I had this come up when I was using a locked down version of FF.
Basically what happened was the security settings were not allowing Twitch the access it required.
Once I went through and allowed access it worked fine.
That is trending Firefox users find a site rejecting the browser 🤔
Seems to be working OK for me on FF with Ublock and Privacy Badger running.
Differing experiences might mean that Twitch is performing A/B testing on blocking Firefox.
Usually it means that OP either uses a "hardened" fork, or did some messing around with about:config
like resistFingerprinting
, without understanding the ramnifications of such hardening on various web technologies that aren't primarily related to tracking/tracing.
Now that is a long password lol
Idk someone could probably brute force it in only a few trillion years, I'd make it longer if you plan to be using Twitch long-term.
You assume the person would never change the password. Someone with that long password is probably security concerned and is likely to change it after some time, even if its once in a year.

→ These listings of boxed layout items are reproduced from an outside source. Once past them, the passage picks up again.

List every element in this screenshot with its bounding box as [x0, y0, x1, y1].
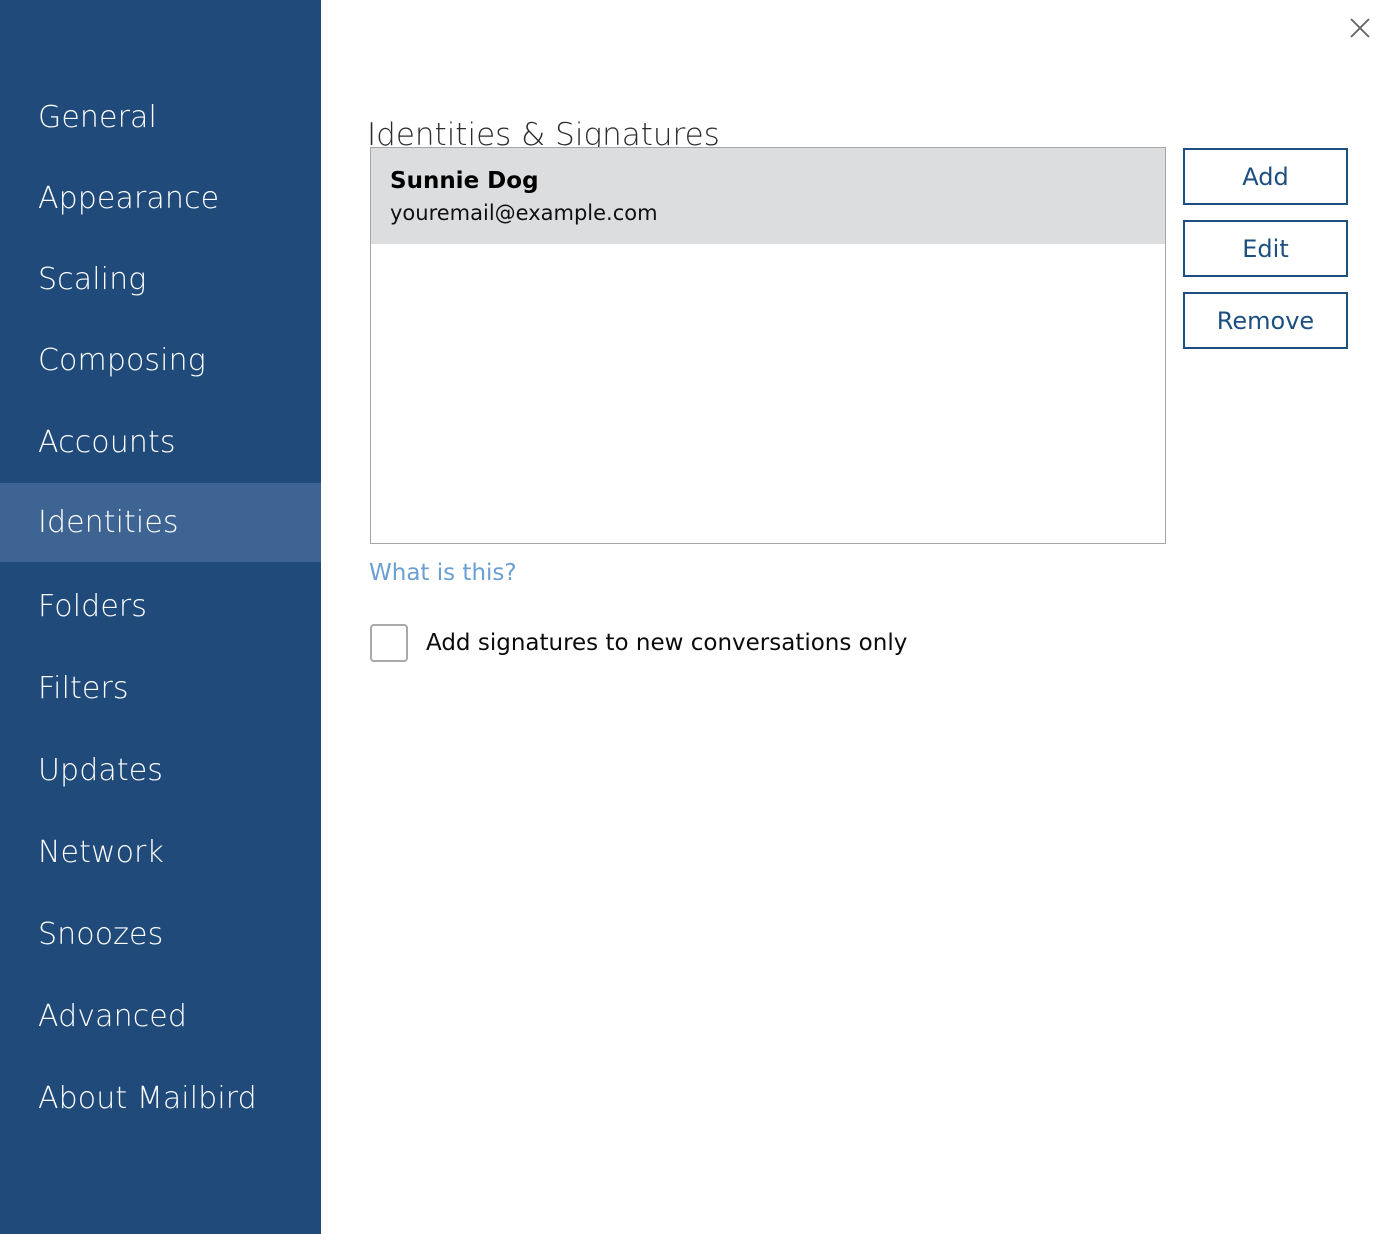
add-signatures-label: Add signatures to new conversations only	[426, 630, 908, 656]
add-signatures-checkbox[interactable]	[370, 624, 408, 662]
sidebar-item-label: Appearance	[38, 180, 220, 216]
remove-identity-button[interactable]: Remove	[1183, 292, 1348, 349]
sidebar-item-label: General	[38, 99, 157, 135]
what-is-this-link[interactable]: What is this?	[369, 560, 517, 586]
close-icon	[1347, 15, 1373, 41]
signature-option-row: Add signatures to new conversations only	[370, 624, 907, 662]
sidebar-item-label: Composing	[38, 342, 206, 378]
identity-name: Sunnie Dog	[390, 168, 539, 194]
sidebar-item-label: About Mailbird	[38, 1080, 257, 1116]
sidebar-item-general[interactable]: General	[0, 78, 321, 157]
close-window-button[interactable]	[1338, 8, 1382, 48]
add-identity-button[interactable]: Add	[1183, 148, 1348, 205]
sidebar-item-advanced[interactable]: Advanced	[0, 977, 321, 1056]
settings-sidebar: General Appearance Scaling Composing Acc…	[0, 0, 321, 1234]
sidebar-item-updates[interactable]: Updates	[0, 731, 321, 810]
sidebar-item-label: Advanced	[38, 998, 187, 1034]
sidebar-item-label: Snoozes	[38, 916, 164, 952]
sidebar-item-label: Scaling	[38, 261, 147, 297]
edit-identity-button[interactable]: Edit	[1183, 220, 1348, 277]
sidebar-item-appearance[interactable]: Appearance	[0, 159, 321, 238]
identity-email: youremail@example.com	[390, 201, 658, 226]
sidebar-item-network[interactable]: Network	[0, 813, 321, 892]
sidebar-item-label: Filters	[38, 670, 129, 706]
identity-actions: Add Edit Remove	[1183, 148, 1348, 364]
sidebar-item-label: Network	[38, 834, 164, 870]
sidebar-item-label: Folders	[38, 588, 148, 624]
sidebar-item-scaling[interactable]: Scaling	[0, 240, 321, 319]
sidebar-item-label: Identities	[38, 504, 179, 540]
list-item[interactable]: Sunnie Dog youremail@example.com	[371, 148, 1165, 245]
sidebar-item-label: Accounts	[38, 424, 176, 460]
sidebar-item-accounts[interactable]: Accounts	[0, 403, 321, 482]
sidebar-item-snoozes[interactable]: Snoozes	[0, 895, 321, 974]
settings-content-panel: Identities & Signatures Sunnie Dog youre…	[321, 0, 1394, 1234]
identity-list[interactable]: Sunnie Dog youremail@example.com	[370, 147, 1166, 544]
sidebar-item-label: Updates	[38, 752, 163, 788]
sidebar-item-composing[interactable]: Composing	[0, 321, 321, 400]
sidebar-item-filters[interactable]: Filters	[0, 649, 321, 728]
sidebar-item-folders[interactable]: Folders	[0, 567, 321, 646]
sidebar-item-about-mailbird[interactable]: About Mailbird	[0, 1059, 321, 1138]
sidebar-item-identities[interactable]: Identities	[0, 483, 321, 562]
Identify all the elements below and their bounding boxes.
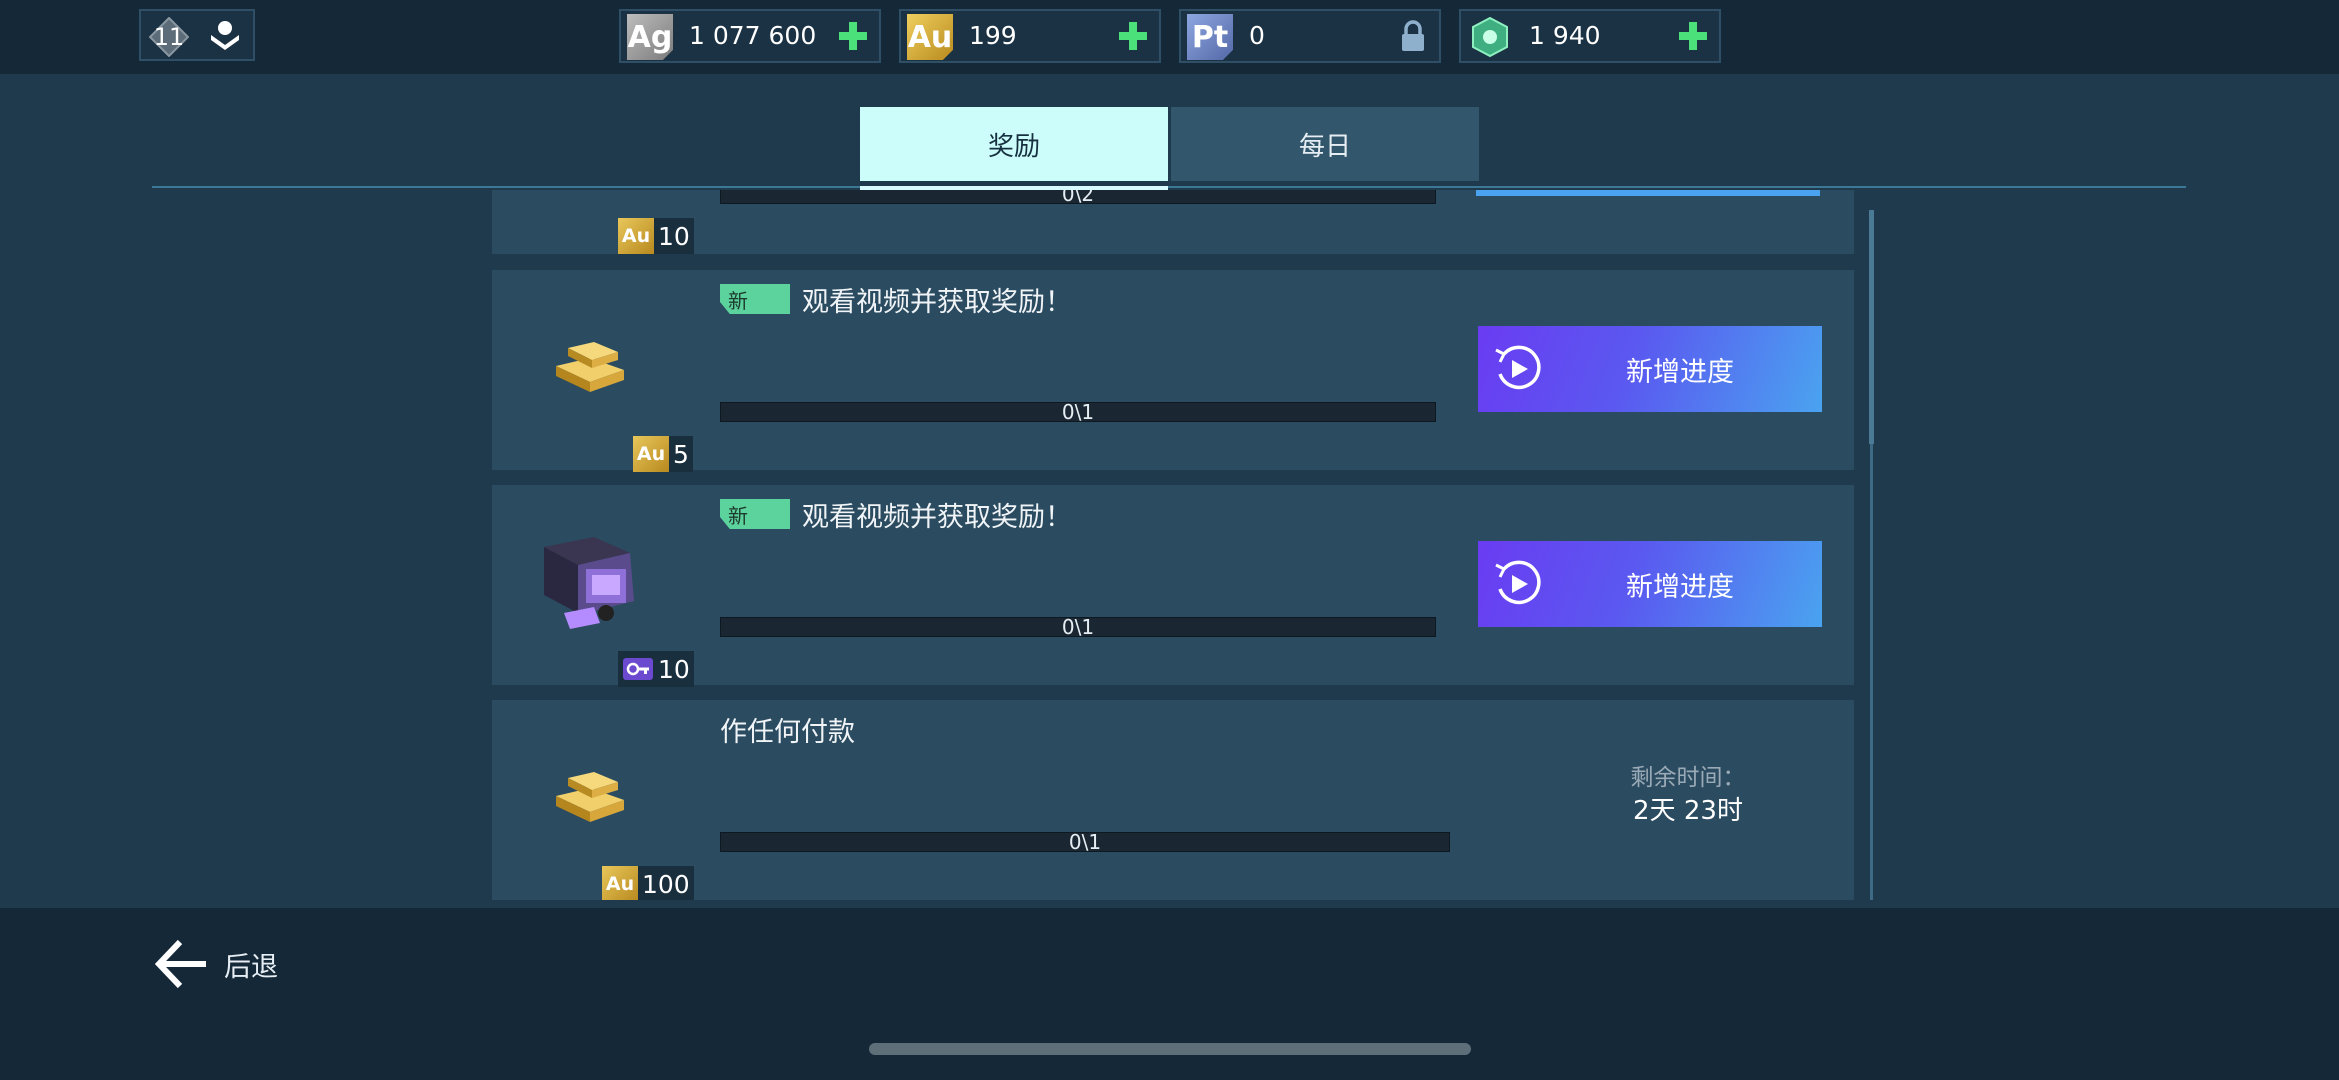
home-indicator[interactable] xyxy=(869,1043,1471,1055)
action-button-partial[interactable] xyxy=(1476,190,1820,196)
task-reward-amount: 10 xyxy=(658,654,690,684)
add-gold-plus-icon[interactable] xyxy=(1115,18,1151,54)
task-title: 观看视频并获取奖励！ xyxy=(802,502,1072,533)
lock-icon xyxy=(1402,20,1424,51)
top-bar xyxy=(0,0,2339,74)
currency-gold[interactable]: Au 199 xyxy=(899,9,1161,63)
gold-au-icon: Au xyxy=(907,14,953,60)
currency-platinum[interactable]: Pt 0 xyxy=(1179,9,1441,63)
gold-bars-icon xyxy=(556,342,624,392)
add-progress-label: 新增进度 xyxy=(1626,356,1734,388)
task-reward: Au 5 xyxy=(633,436,693,472)
currency-silver[interactable]: Ag 1 077 600 xyxy=(619,9,881,63)
new-tag: 新 xyxy=(720,499,790,529)
task-card: Au 100 作任何付款 0\1 剩余时间： 2天 23时 xyxy=(492,700,1854,900)
back-button[interactable]: 后退 xyxy=(154,938,278,990)
task-progress-bar: 0\2 xyxy=(720,190,1436,206)
platinum-pt-icon: Pt xyxy=(1187,14,1233,60)
add-progress-button[interactable]: 新增进度 xyxy=(1478,541,1822,627)
gem-amount: 1 940 xyxy=(1529,21,1601,50)
gold-amount: 199 xyxy=(969,21,1017,50)
player-level: 11 xyxy=(153,23,185,51)
gold-au-icon: Au xyxy=(602,866,638,900)
task-reward-amount: 100 xyxy=(642,869,690,899)
arrow-left-icon xyxy=(154,939,206,989)
task-card: Au 5 新 观看视频并获取奖励！ 0\1 新增进度 xyxy=(492,270,1854,472)
tab-rewards[interactable]: 奖励 xyxy=(860,107,1168,181)
task-reward: 10 xyxy=(618,651,694,687)
rank-chevron-icon xyxy=(211,21,239,50)
loot-crate-icon xyxy=(544,537,634,629)
task-progress-bar: 0\1 xyxy=(720,400,1436,424)
task-reward-amount: 5 xyxy=(673,439,689,469)
task-card: 10 新 观看视频并获取奖励！ 0\1 新增进度 xyxy=(492,485,1854,687)
gold-bars-icon xyxy=(556,772,624,822)
task-progress-bar: 0\1 xyxy=(720,615,1436,639)
time-remaining-value: 2天 23时 xyxy=(1633,796,1743,826)
task-list[interactable]: 0\2 Au 10 Au 5 新 观看视频并获取奖励！ 0\1 新增进度 10 … xyxy=(492,190,1854,900)
back-label: 后退 xyxy=(224,951,278,983)
add-progress-label: 新增进度 xyxy=(1626,571,1734,603)
gold-au-icon: Au xyxy=(618,218,654,254)
silver-ag-icon: Ag xyxy=(627,14,673,60)
tab-daily[interactable]: 每日 xyxy=(1171,107,1479,181)
tabs-divider xyxy=(152,186,2186,188)
task-card: 0\2 Au 10 xyxy=(492,190,1854,254)
add-gem-plus-icon[interactable] xyxy=(1675,18,1711,54)
task-title: 观看视频并获取奖励！ xyxy=(802,287,1072,318)
task-reward-amount: 10 xyxy=(658,221,690,251)
task-progress-bar: 0\1 xyxy=(720,830,1450,854)
task-reward: Au 100 xyxy=(602,866,694,900)
task-title: 作任何付款 xyxy=(720,717,855,748)
new-tag: 新 xyxy=(720,284,790,314)
scrollbar-thumb[interactable] xyxy=(1869,210,1874,444)
add-silver-plus-icon[interactable] xyxy=(835,18,871,54)
gold-au-icon: Au xyxy=(633,436,669,472)
currency-gem[interactable]: 1 940 xyxy=(1459,9,1721,63)
gem-hexagon-icon xyxy=(1472,16,1508,58)
key-icon xyxy=(623,658,653,680)
time-remaining-label: 剩余时间： xyxy=(1630,765,1746,791)
platinum-amount: 0 xyxy=(1249,21,1265,50)
add-progress-button[interactable]: 新增进度 xyxy=(1478,326,1822,412)
task-reward: Au 10 xyxy=(618,218,694,254)
silver-amount: 1 077 600 xyxy=(689,21,817,50)
player-level-badge[interactable]: 11 xyxy=(139,9,255,61)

NIST does not recommend changing passwords. Its usually a bad practice
Why is changing passwords bad practice? What is the reasoning behind this? Changing passwords is highly recommended. There are many reasons why one should do this. Found this article: https://www.linkedin.com/pulse/why-passwords-must-periodically-changed-roger-grimes and don't agree. The argumentation seems like if you have to remember all passwords, but totally ignores password managers.
NIST used to tell orgs to require password rotation. Some years ago they changed their recommendation with an explanation that it adds not security benefits while it encourages users to write down or use shittier passwords.